Suzuki to End U.S. Sales

Suzuki just never quite took off in the U.S. Granted, the Samurai gained popularity when Suzuki first launched in the U.S. in 1985. The fun little 4×4 got great gas mileage, could be taken off road and had a convertible top all at a low price. In fact, the discontinued model still inspires Internet fan groups petitioning Suzuki to bring it back. Alas, their wish will not be granted—at least not in the U.S.

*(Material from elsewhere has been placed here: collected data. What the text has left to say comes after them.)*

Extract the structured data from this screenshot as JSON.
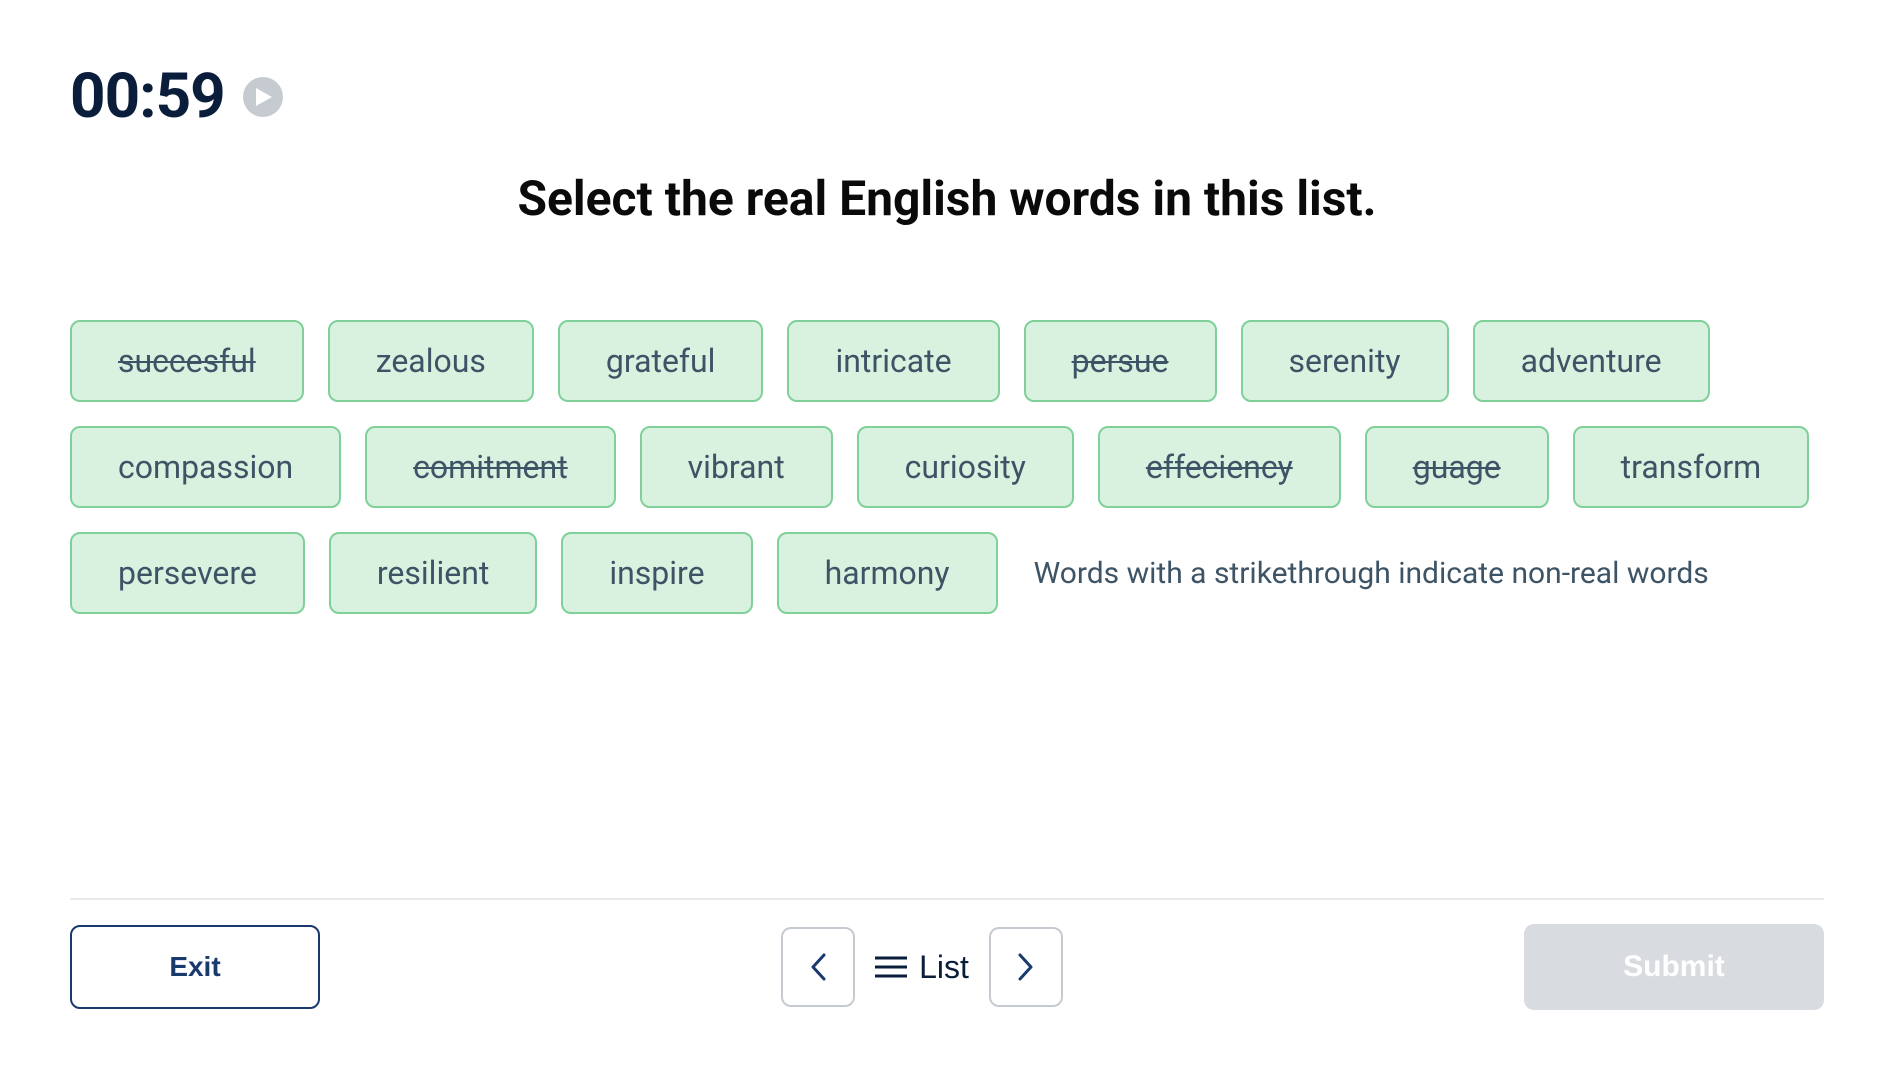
{
  "timer": "00:59",
  "title": "Select the real English words in this list.",
  "words": [
    {
      "text": "succesful",
      "strike": true
    },
    {
      "text": "zealous",
      "strike": false
    },
    {
      "text": "grateful",
      "strike": false
    },
    {
      "text": "intricate",
      "strike": false
    },
    {
      "text": "persue",
      "strike": true
    },
    {
      "text": "serenity",
      "strike": false
    },
    {
      "text": "adventure",
      "strike": false
    },
    {
      "text": "compassion",
      "strike": false
    },
    {
      "text": "comitment",
      "strike": true
    },
    {
      "text": "vibrant",
      "strike": false
    },
    {
      "text": "curiosity",
      "strike": false
    },
    {
      "text": "effeciency",
      "strike": true
    },
    {
      "text": "guage",
      "strike": true
    },
    {
      "text": "transform",
      "strike": false
    },
    {
      "text": "persevere",
      "strike": false
    },
    {
      "text": "resilient",
      "strike": false
    },
    {
      "text": "inspire",
      "strike": false
    },
    {
      "text": "harmony",
      "strike": false
    }
  ],
  "hint": "Words with a strikethrough indicate non-real words",
  "footer": {
    "exit_label": "Exit",
    "list_label": "List",
    "submit_label": "Submit"
  }
}
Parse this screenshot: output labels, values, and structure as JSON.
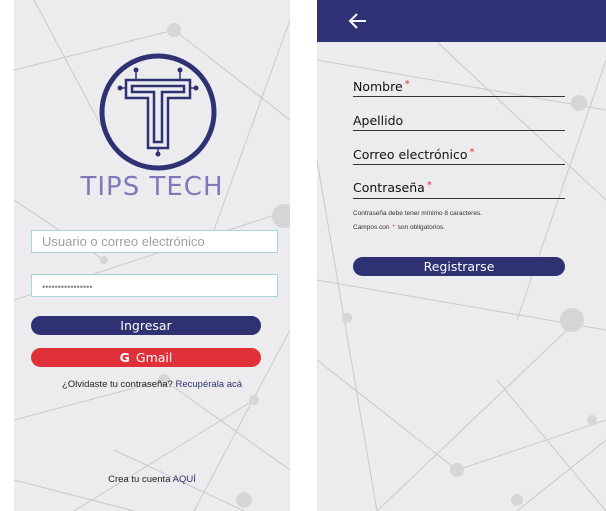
{
  "login": {
    "brand": "TIPS TECH",
    "username_placeholder": "Usuario o correo electrónico",
    "password_value": "••••••••••••••••",
    "login_button": "Ingresar",
    "gmail_icon": "G",
    "gmail_button": "Gmail",
    "forgot_text": "¿Olvidaste tu contraseña?",
    "forgot_link": "Recupérala acá",
    "create_text": "Crea tu cuenta",
    "create_link": "AQUÍ"
  },
  "register": {
    "back_icon": "arrow-left-icon",
    "fields": [
      {
        "label": "Nombre",
        "required_mark": "*"
      },
      {
        "label": "Apellido"
      },
      {
        "label": "Correo electrónico",
        "required_mark": "*"
      },
      {
        "label": "Contraseña",
        "required_mark": "*"
      }
    ],
    "note_password": "Contraseña debe tener mínimo 8 caracteres.",
    "note_required_before": "Campos con",
    "note_required_mark": "*",
    "note_required_after": "son obligatorios.",
    "submit_button": "Registrarse"
  },
  "colors": {
    "primary": "#2e3172",
    "gmail": "#e0303a",
    "brand_text": "#7e79b8",
    "input_border": "#a9d6de"
  }
}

Suzuki Motor Corp. announced the end of its nearly 30-years of car sales in the U.S. market, stating it will instead focus on motorcycles, all-terrain vehicles and marine equipment. The manufacturer’s only U.S. distributor, American Suzuki Motor Corp. filed for Chapter 11 bankruptcy protection Nov. 5. According to bankruptcy filings, it had $346 million in debt and just $233 in assets as of Sept. 30. The company follows fellow automakers Saab Automobile and Isuzu Motors Ltd., which also exited the U.S. sales market when they failed to turn a profit here.

Although Suzuki has never made a notable dent in the U.S. auto market—its highest sales of 102,000 cars was achieved in 2007—the company is one of the leading manufacturers in India, where it faces fierce competition from Hyundai Motor Co.

“Suzuki is no longer among the carmakers like Toyota or Honda to have an advantageous position in the U.S., so why not focus on what it is good at?” said Satoshi Yuzaki, Tokyo-based general manager at Takagi Securities Co. “It makes sense for Suzuki to focus on India and other Asian markets.”

According to Autodata Corp. Suzuki’s market share in the U.S. so far this year, based on a mere 21,188 sales, was just .2 percent. Once Suzuki is gone, Mitsubishi Motors Corp. will be the smallest Japanese automaker in the U.S. market, with a market share of .4 percent. By comparison, Toyota’s U.S. market share is 14.4 percent.

Company spokesmen say Suzuki’s U.S. sales will end when its current inventory runs out, but it will retain dealerships in the U.S. to maintain existing vehicles.